North Kitsap Herald
- Type: Weekly newspaper
- Owner: Sound Publishing
- Founder: Peter Iverson
- Editor: Steven Powell
- Founded: 1901
- Language: English
- City: Poulsbo, Washington
- Circulation: 780 (as of 2023)
- OCLC number: 22427133
- Website: kitsapdailynews.com

= North Kitsap Herald =

Newspaper published in Poulsbo, Washington, US

North Kitsap Herald is a newspaper based in the city of Poulsbo in the U.S. state of Washington. It publishes in print every Friday. Its website merged with other Sound Publishing newspaper websites in Kitsap County in 2017 to form Kitsap Daily News. The North Kitsap Herald is owned by Sound Publishing Inc., a subsidiary of Black Press.

== History ==
Peter Iverson (1861-1946) published the first edition of the Kitsap County Herald in 1901.' Iverson was a native of Odda, Hardanger, Norway and learned the printing trade while living in Iowa. He served 12 years as mayor of Poulsbo and eight years as a state senator. He published the newspaper for 36 years.

Iverson was succeeded at the Herald around 1937 by Nels C. Gergerson, who later lost interest in the paper and leased it to Leo F. Perrault and is wife Edna. After eight months the couple purchased the Herald some time around 1945. Perrault expanded the paper's building to house new printing equipment in 1953, hired to expand staff to five full-time employees in 1954, and was elected president of the Washington Newspaper Publishers Association in 1955.

A few years later Perrault had put the paper up for sale and received two offers. One of them was from Walt Woodward, publisher of the Bainbridge Island Review. Perrault, in a front page editorial, wrote he declined Woodward's offer because he planned to close the Poulsbo plant and move printing of the Herald to his plant in Winslow. This would have resulted in job loss and a $16,000 annual payroll to vanish. Perrault made plans to sell his paper to the editor of a daily paper in Oregon. However, Woodward announced his plans to launch a rival paper for the North Kitsap mainlands called The North Kitsap News and it was to be edited by Terry Schick, an employee at The Herald. Perrault fired Schick after learning the news.

Perrault told the Bremerton Sun he was worried Woodward's announcement might scare off his buyer and put off his planned retirement. But the sale went through and David Averil, who worked as managing editor of the Albany Democrat-Herald for the past two years, became the Heralds new owner on Oct. 1, 1959. Woodward sold Averil his two papers in November 1962. The News was then absorbed into the Herald. Woodward was kept on as the Review's editor. At the time, the circulation was 1,200 for the News, 2,400 for the Herald and 2,200 for the Review. News editor Schick, an award-winning photographer, then joined the staff of the Sun. Averill and his wife Vera successfully operated the Review and Herald while raising their four children. In 1988, the couple sold both papers to Black Press. The papers were then managed by Sound Publishing Inc. a subsidiary of Black Press. The paper's name was changed to the North Kitsap Herald in 1995.

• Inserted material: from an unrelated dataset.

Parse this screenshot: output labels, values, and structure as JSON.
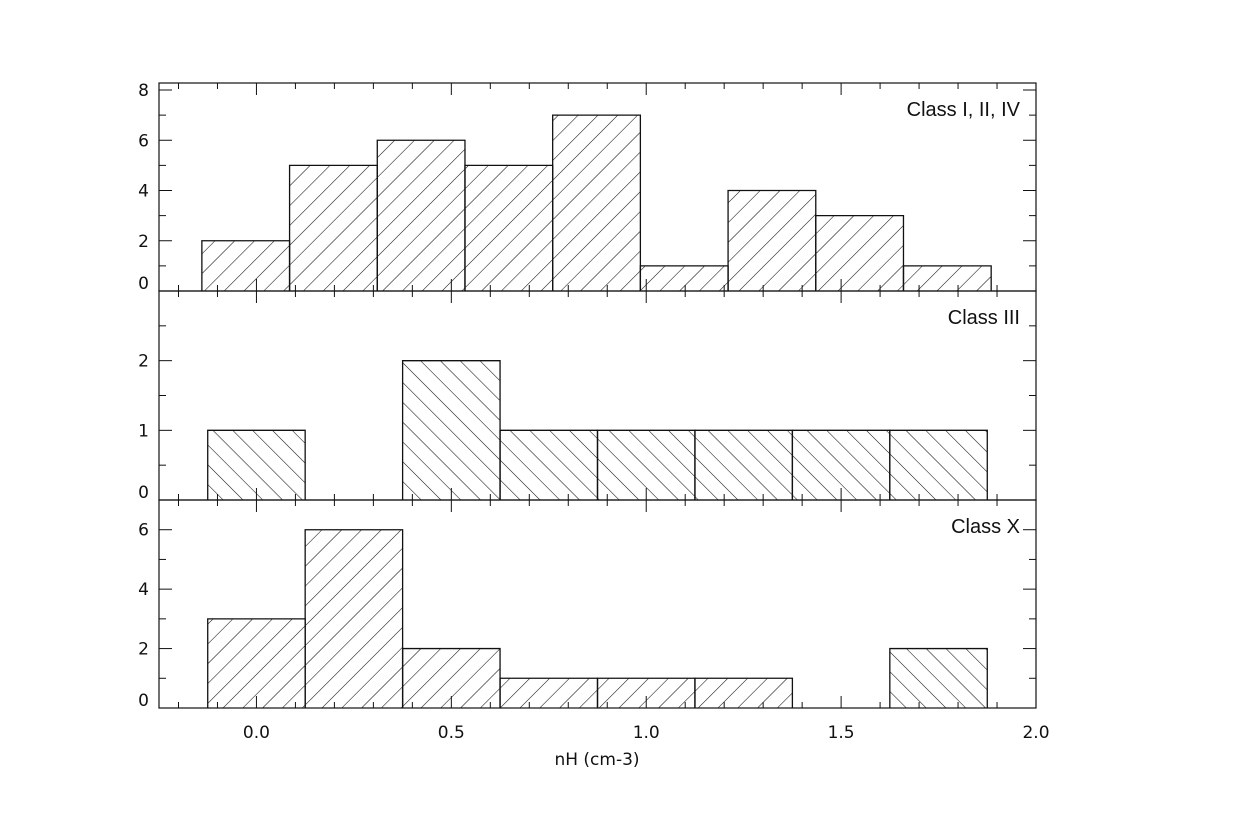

In March 2020, during the onset of the COVID-19 pandemic, the North Kitsap Herald issued a statement that it would halt Friday print editions of the publication for an unknown amount of time, and directed audiences to read the digital newspaper Kitsap Daily News, which is owned by Kitsap News Group, a division of Sound Publishing. In 2024, Black Press was acquired by Carpenter Media Group.

== Awards ==
The Herald was named a 2012 Newspaper of the Year by the Local Media Association and its editor was named Feature Writer of the Year in 2016 by the Washington Newspaper Publishers Association. The Herald periodically won awards for general excellence and community service in industry contests.